Solitude and Selfishness inevitably go hand in hand, not that it makes you a selfish person when dealing with others, but when you're alone all the time, what can you do but be selfish? I think, at the very least you need a vacation. Maybe Lonekiller and a few others should make his camping trip game a reality. Would probably be a lot better then making my trapped on a desert island game a reality, lol.

I can only wonder what would happen if we all met in real life...
 
I think it might not be such a bad thing. Video games are fun and very addicting but they kill productivity. Maybe now if something comes up you wont have video games as an excuse to go out and do it.

I think it's the start of a positive change in your thoughts/ life rather than the beginnings of depression. This is coming from someone who has like 800+ hours on the original disgaea, thousands of hours on cs1.6, thousands of hours on ragnarok online, and probably another thousand hours on aika online. Then the hours spend on tons of other shorter games. I've hit the point where games just don't do much for me anymore. Movies and reading fiction don't do it for me anymore either. I stopped getting any joy from these activities.

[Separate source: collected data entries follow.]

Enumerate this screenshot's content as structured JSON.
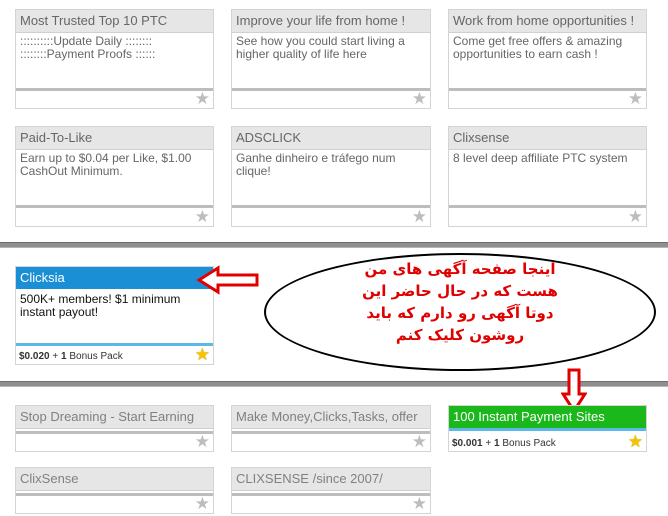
{
  "top_cards": [
    {
      "title": "Most Trusted Top 10 PTC",
      "desc": "::::::::::Update Daily ::::::::\n::::::::Payment Proofs ::::::"
    },
    {
      "title": "Improve your life from home !",
      "desc": "See how you could start living a higher quality of life here"
    },
    {
      "title": "Work from home opportunities !",
      "desc": "Come get free offers & amazing opportunities to earn cash !"
    },
    {
      "title": "Paid-To-Like",
      "desc": "Earn up to $0.04 per Like, $1.00 CashOut Minimum."
    },
    {
      "title": "ADSCLICK",
      "desc": "Ganhe dinheiro e tráfego num clique!"
    },
    {
      "title": "Clixsense",
      "desc": "8 level deep affiliate PTC system"
    }
  ],
  "featured": {
    "title": "Clicksia",
    "desc": "500K+ members! $1 minimum instant payout!",
    "price": "$0.020",
    "sep": "+",
    "count": "1",
    "pack_label": "Bonus Pack",
    "accent": "#1a8fd6"
  },
  "bottom_cards": [
    {
      "title": "Stop Dreaming - Start Earning"
    },
    {
      "title": "Make Money,Clicks,Tasks, offer"
    },
    {
      "title": "ClixSense"
    },
    {
      "title": "CLIXSENSE /since 2007/"
    }
  ],
  "green_card": {
    "title": "100 Instant Payment Sites",
    "price": "$0.001",
    "sep": "+",
    "count": "1",
    "pack_label": "Bonus Pack",
    "accent": "#1bb81b"
  },
  "annotation": {
    "lines": [
      "اینجا صفحه آگهی های من",
      "هست که در حال حاضر این",
      "دوتا آگهی رو دارم که باید",
      "روشون کلیک کنم"
    ],
    "color": "#e00000"
  },
  "icons": {
    "star": "star-icon",
    "arrow_left": "left-arrow-icon",
    "arrow_down": "down-arrow-icon"
  }
}
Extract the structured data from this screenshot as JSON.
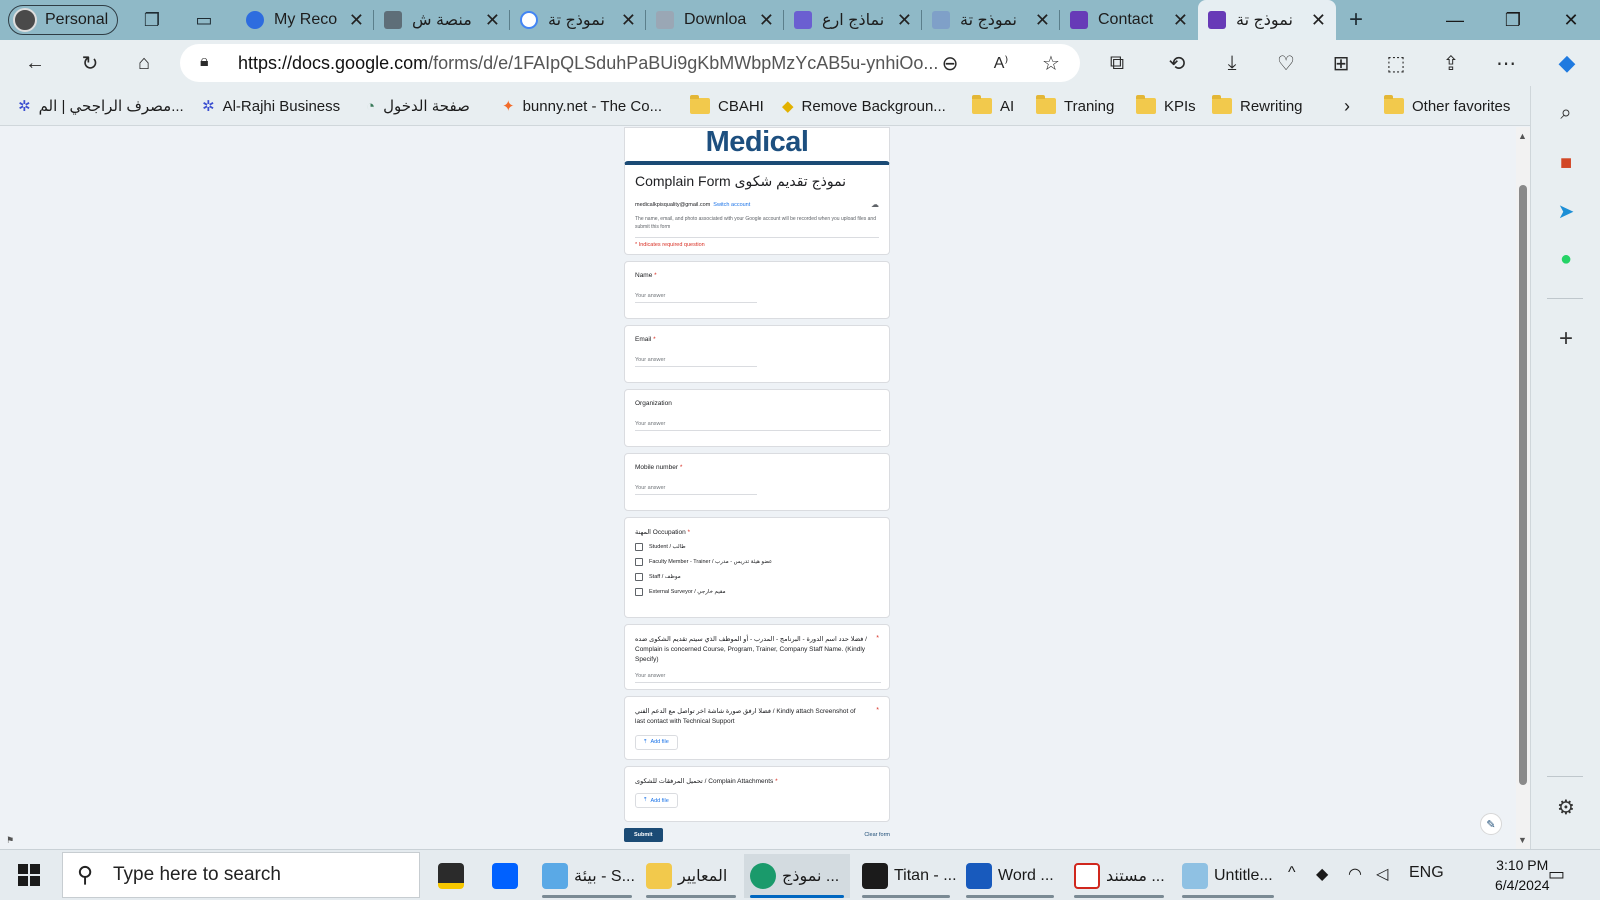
{
  "browser": {
    "profile_label": "Personal",
    "tabs": [
      {
        "title": "My Reco",
        "icon": "zoom-icon"
      },
      {
        "title": "منصة ش",
        "icon": "platform-icon"
      },
      {
        "title": "نموذج تة",
        "icon": "google-icon"
      },
      {
        "title": "Downloa",
        "icon": "download-page-icon"
      },
      {
        "title": "نماذج ارع",
        "icon": "docs-icon"
      },
      {
        "title": "نموذج تة",
        "icon": "app-icon"
      },
      {
        "title": "Contact",
        "icon": "forms-icon"
      },
      {
        "title": "نموذج تة",
        "icon": "forms-icon"
      }
    ],
    "url_host": "https://docs.google.com",
    "url_rest": "/forms/d/e/1FAIpQLSduhPaBUi9gKbMWbpMzYcAB5u-ynhiOo...",
    "bookmarks": [
      {
        "label": "مصرف الراجحي | الم...",
        "icon": "rajhi-icon"
      },
      {
        "label": "Al-Rajhi Business",
        "icon": "rajhi-icon"
      },
      {
        "label": "صفحة الدخول",
        "icon": "login-icon"
      },
      {
        "label": "bunny.net - The Co...",
        "icon": "bunny-icon"
      },
      {
        "label": "CBAHI",
        "icon": "folder-icon"
      },
      {
        "label": "Remove Backgroun...",
        "icon": "removebg-icon"
      },
      {
        "label": "AI",
        "icon": "folder-icon"
      },
      {
        "label": "Traning",
        "icon": "folder-icon"
      },
      {
        "label": "KPIs",
        "icon": "folder-icon"
      },
      {
        "label": "Rewriting",
        "icon": "folder-icon"
      }
    ],
    "other_favorites": "Other favorites"
  },
  "form": {
    "logo": "Medical",
    "title": "Complain Form نموذج تقديم شكوى",
    "account_email": "medicalkpisquality@gmail.com",
    "switch_account": "Switch account",
    "notice": "The name, email, and photo associated with your Google account will be recorded when you upload files and submit this form",
    "required_note": "* Indicates required question",
    "answer_placeholder": "Your answer",
    "questions": {
      "name": "Name",
      "email": "Email",
      "organization": "Organization",
      "mobile": "Mobile number",
      "occupation": "المهنة Occupation",
      "concerned": "فضلا حدد اسم الدورة - البرنامج - المدرب - أو الموظف الذي سيتم تقديم الشكوى ضده / Complain is concerned Course, Program, Trainer, Company Staff Name. (Kindly Specify)",
      "screenshot": "فضلا ارفق صورة شاشة اخر تواصل مع الدعم الفني / Kindly attach Screenshot of last contact with Technical Support",
      "attachments": "تحميل المرفقات للشكوى / Complain Attachments"
    },
    "occupation_options": [
      "Student / طالب",
      "Faculty Member - Trainer / عضو هيئة تدريس - مدرب",
      "Staff / موظف",
      "External Surveyor / مقيم خارجي"
    ],
    "add_file": "Add file",
    "submit": "Submit",
    "clear": "Clear form",
    "required_mark": "*"
  },
  "taskbar": {
    "search_placeholder": "Type here to search",
    "apps": [
      {
        "label": "بيئة - S...",
        "icon": "files-icon"
      },
      {
        "label": "المعايير",
        "icon": "folder-icon"
      },
      {
        "label": "نموذج ...",
        "icon": "edge-icon"
      },
      {
        "label": "Titan - ...",
        "icon": "titan-icon"
      },
      {
        "label": "Word ...",
        "icon": "word-icon"
      },
      {
        "label": "مستند ...",
        "icon": "pdf-icon"
      },
      {
        "label": "Untitle...",
        "icon": "paint-icon"
      }
    ],
    "language": "ENG",
    "time": "3:10 PM",
    "date": "6/4/2024"
  }
}
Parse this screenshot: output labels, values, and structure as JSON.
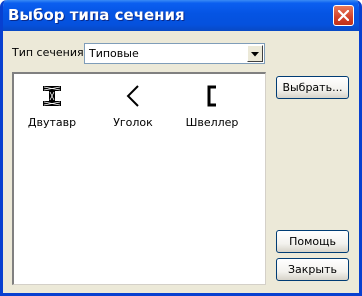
{
  "window": {
    "title": "Выбор типа сечения"
  },
  "form": {
    "type_label": "Тип сечения:",
    "type_selected": "Типовые"
  },
  "list": {
    "items": [
      {
        "label": "Двутавр",
        "icon": "i-beam-icon"
      },
      {
        "label": "Уголок",
        "icon": "angle-icon"
      },
      {
        "label": "Швеллер",
        "icon": "channel-icon"
      }
    ]
  },
  "buttons": {
    "select": "Выбрать...",
    "help": "Помощь",
    "close": "Закрыть"
  }
}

So take away all the time spent gaming, and watching movies and now you have tons of time to go do those things that you've always meant to do but never got around to.
 
Kamya's signature is a good place to start. Everything is indeed upside down, to where a lot of things really aren't worth doing. As for video games, I've played them my whole life, especially RPGs. I've logged about 5 years worth of hours playing WoW, 3 years designing my own games, some of which still aren't complete. Playing and designing hacks of classic games has become an interesting hobby. I was feeling this way in 2008 and wound up going from 28 with no relationship to living with someone for a year, having my money drained, and then spending another year in total despair when she betrayed me. So whatever you do, make sure you know what you're doing or you end up worse off then when you started.